Когда поезд тронулся, женщина с накрашенными губами раскрыла фанерную коробку и разложила на столике еду. Небритый сердито покашлял и вытащил из кармана книгу.
Старухи заговорили о докторах.
- Он гремит по всему Одессу, - рассказывала одна про одесского доктора-чародея.
- Травой лечит? - спросил небритый.
- Да, травой. Он этой травой все чахотки вылечивает, а одышку в момент прямо.
- А от ослабления главной жилы он не лечит? - спросил небритый.
- Вот вы смеетесь, гражданин, - обиделась старушка, - а я вам говорю, к нему из военных санаториев ходят.
- Закатить бы его на пятерку для перековки медицинских знаний, сказал небритый, перелистывая книгу.
Старушка вздохнула и, поглядев на моряка, сказала:
- Спит матросик, спит родимый, надо за его вещами присмотреть.

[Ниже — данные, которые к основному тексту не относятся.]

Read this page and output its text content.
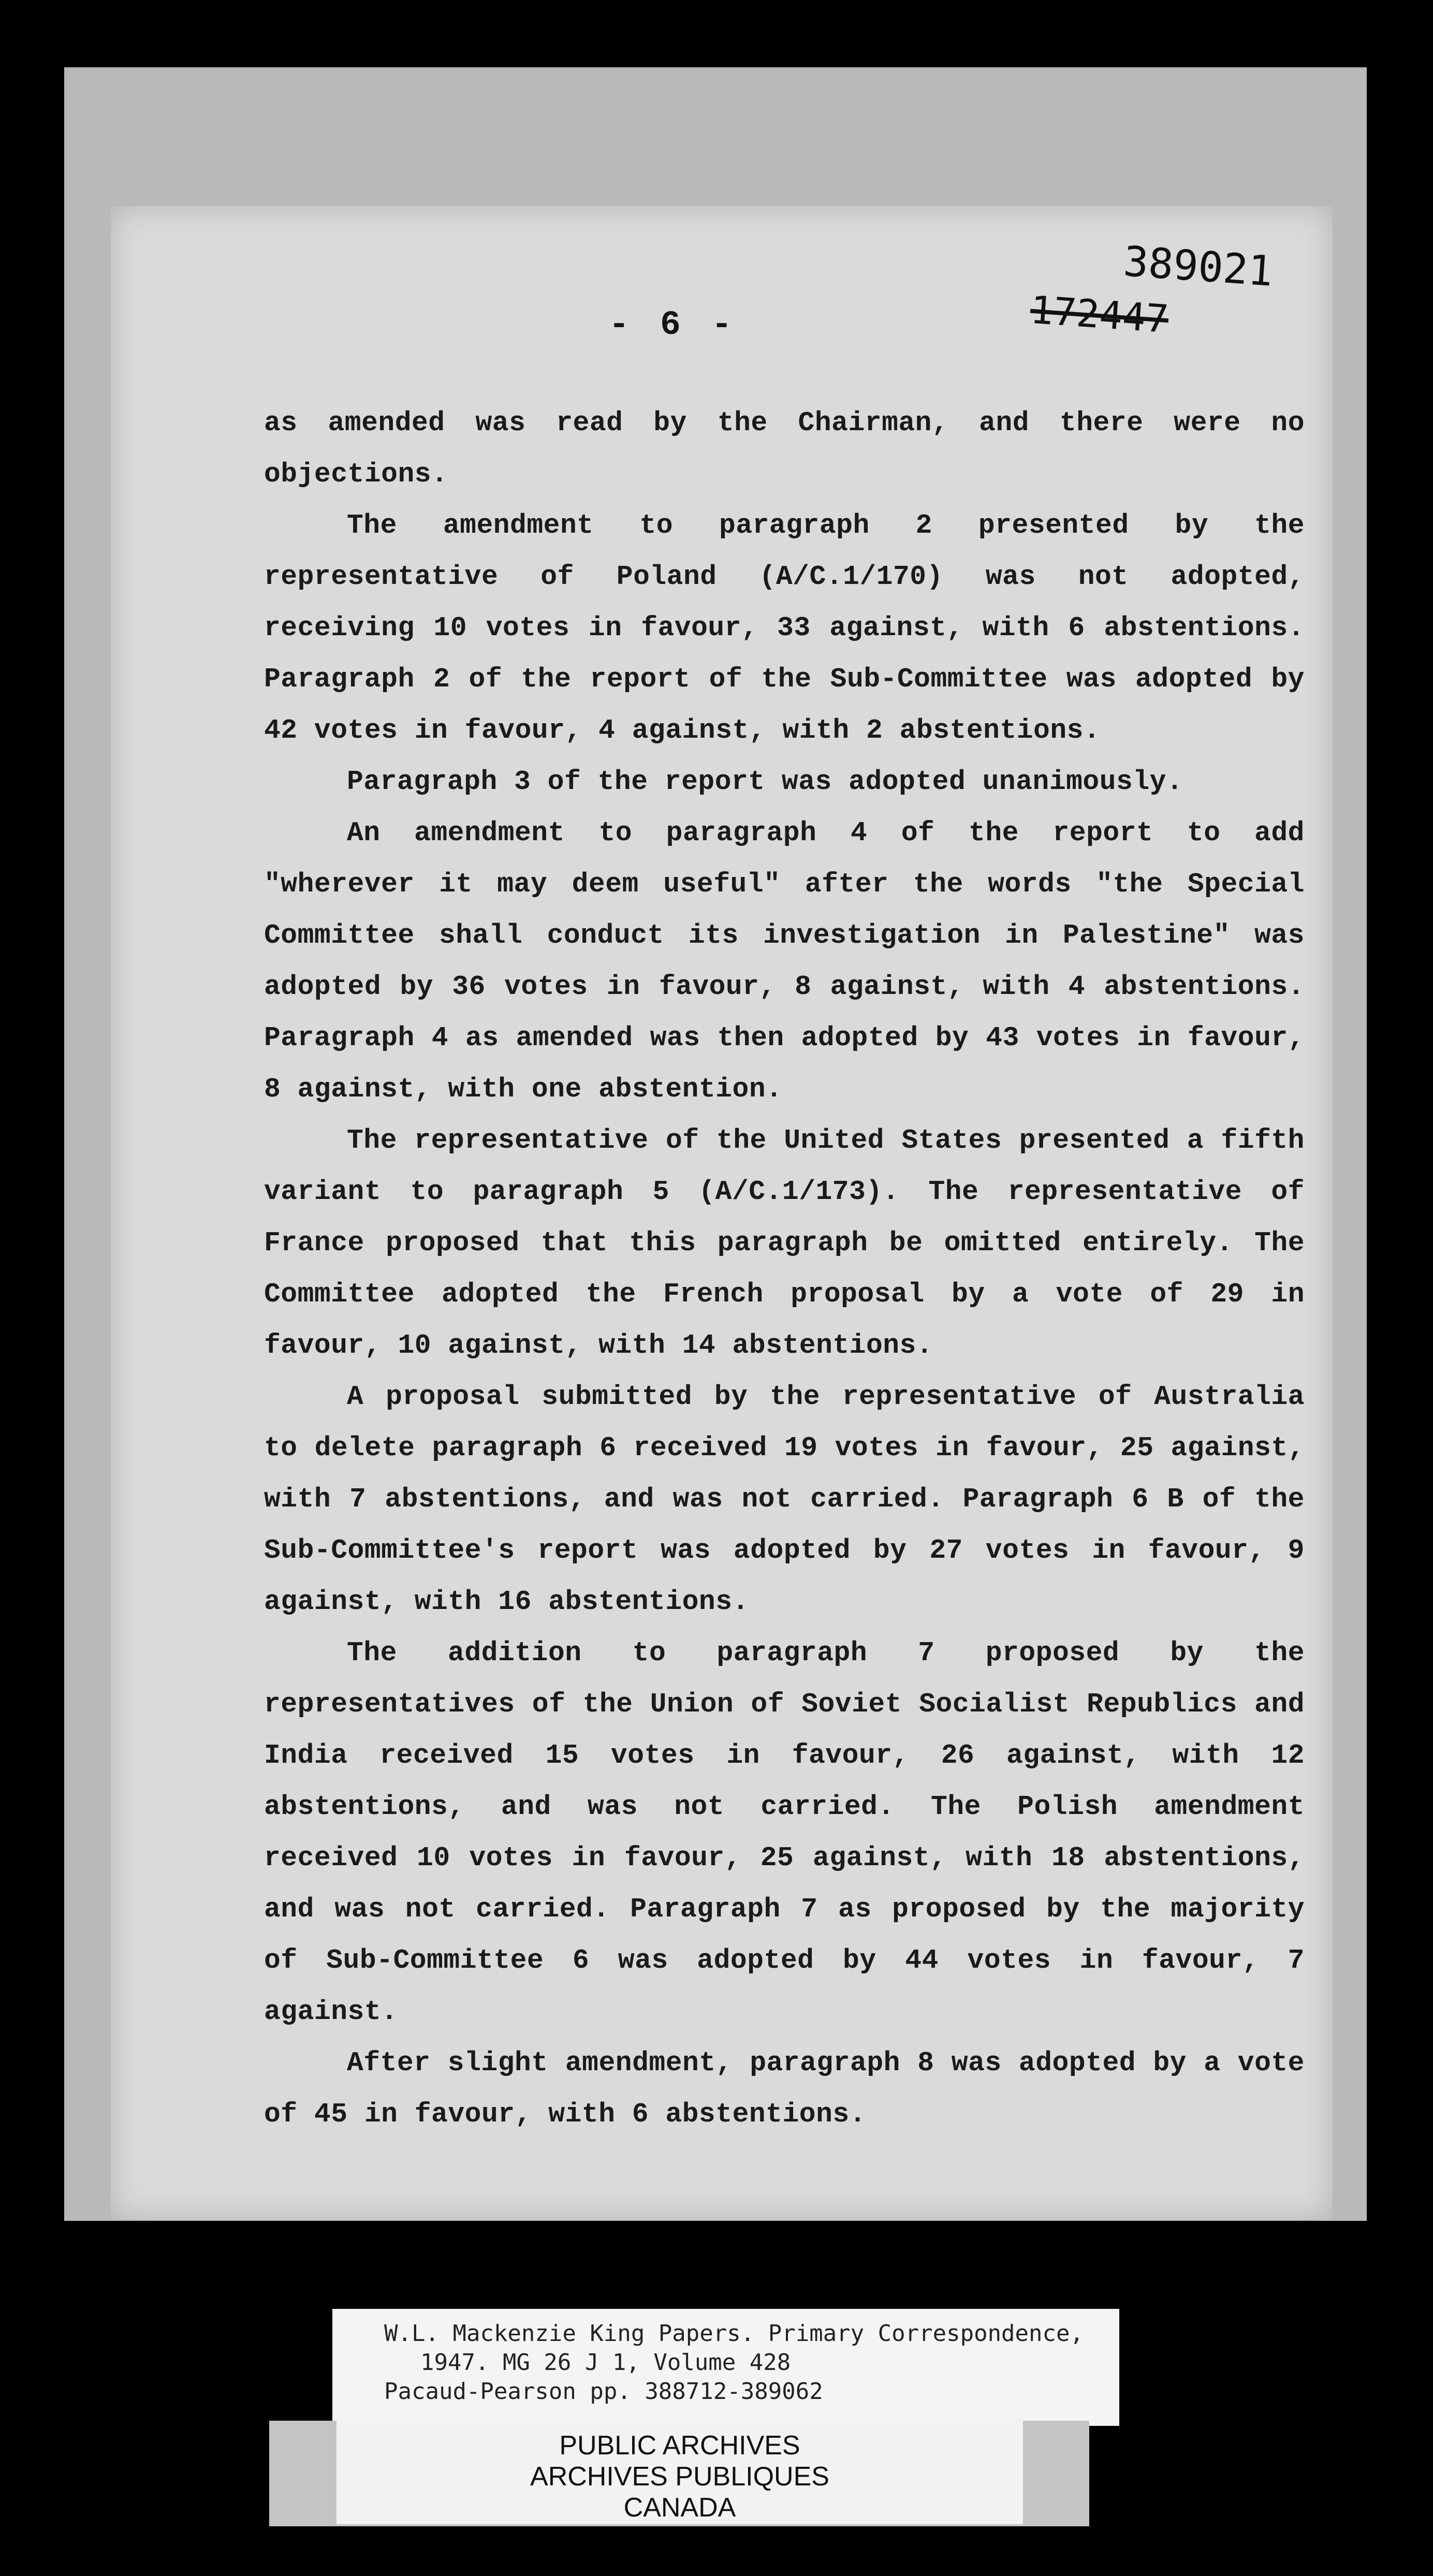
389021
172447
- 6 -

as amended was read by the Chairman, and there were no objections.

The amendment to paragraph 2 presented by the representative of Poland (A/C.1/170) was not adopted, receiving 10 votes in favour, 33 against, with 6 abstentions. Paragraph 2 of the report of the Sub-Committee was adopted by 42 votes in favour, 4 against, with 2 abstentions.

Paragraph 3 of the report was adopted unanimously.

An amendment to paragraph 4 of the report to add "wherever it may deem useful" after the words "the Special Committee shall conduct its investigation in Palestine" was adopted by 36 votes in favour, 8 against, with 4 abstentions. Paragraph 4 as amended was then adopted by 43 votes in favour, 8 against, with one abstention.

The representative of the United States presented a fifth variant to paragraph 5 (A/C.1/173). The representative of France proposed that this paragraph be omitted entirely. The Committee adopted the French proposal by a vote of 29 in favour, 10 against, with 14 abstentions.

A proposal submitted by the representative of Australia to delete paragraph 6 received 19 votes in favour, 25 against, with 7 abstentions, and was not carried. Paragraph 6 B of the Sub-Committee's report was adopted by 27 votes in favour, 9 against, with 16 abstentions.

The addition to paragraph 7 proposed by the representatives of the Union of Soviet Socialist Republics and India received 15 votes in favour, 26 against, with 12 abstentions, and was not carried. The Polish amendment received 10 votes in favour, 25 against, with 18 abstentions, and was not carried. Paragraph 7 as proposed by the majority of Sub-Committee 6 was adopted by 44 votes in favour, 7 against.

After slight amendment, paragraph 8 was adopted by a vote of 45 in favour, with 6 abstentions.

W.L. Mackenzie King Papers. Primary Correspondence,
1947. MG 26 J 1, Volume 428
Pacaud-Pearson pp. 388712-389062
PUBLIC ARCHIVES
ARCHIVES PUBLIQUES
CANADA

После этого старухи заговорили о том, как опасно спать в поезде. Услышав разговор о кражах, нахлынул народ с боковых мест и из соседних купе, все принялись рассказывать страшные случаи: как крючком, заброшенным в открытое окно, воры вытащили вместо чемодана старика бухгалтера; как парень перед сном защелкнулся на железную цепь, прикрепленную к его корзине, а утром пассажиры увидели, что парень с цепью лежали на полке нетронутыми, а корзины нет. Рассказывали про воров на костылях и про мазуриков-интеллигентов, носящих круглые очки. Все приняли участие в разговоре, одна только Марья сидела молча. Руки Марьи лежали на коленях, и она чувствовала тяжесть этих больших кистей с кривыми коричневыми пальцами; она не могла отмыть их перед отъездом ни мылом, ни керосином, ни крепким щелоком. На скуластом лице Марьи выступили бледно-розовые пятна, глаза блестели, - никто бы не сказал, что этой широкоплечей, крепкогрудой женщине сорок лет.
"Добра, паразитка", - думала она о красноротой женщине. Что бы та ни говорила, Марья насмешливо повторяла про себя: "Все брешет, паразитка".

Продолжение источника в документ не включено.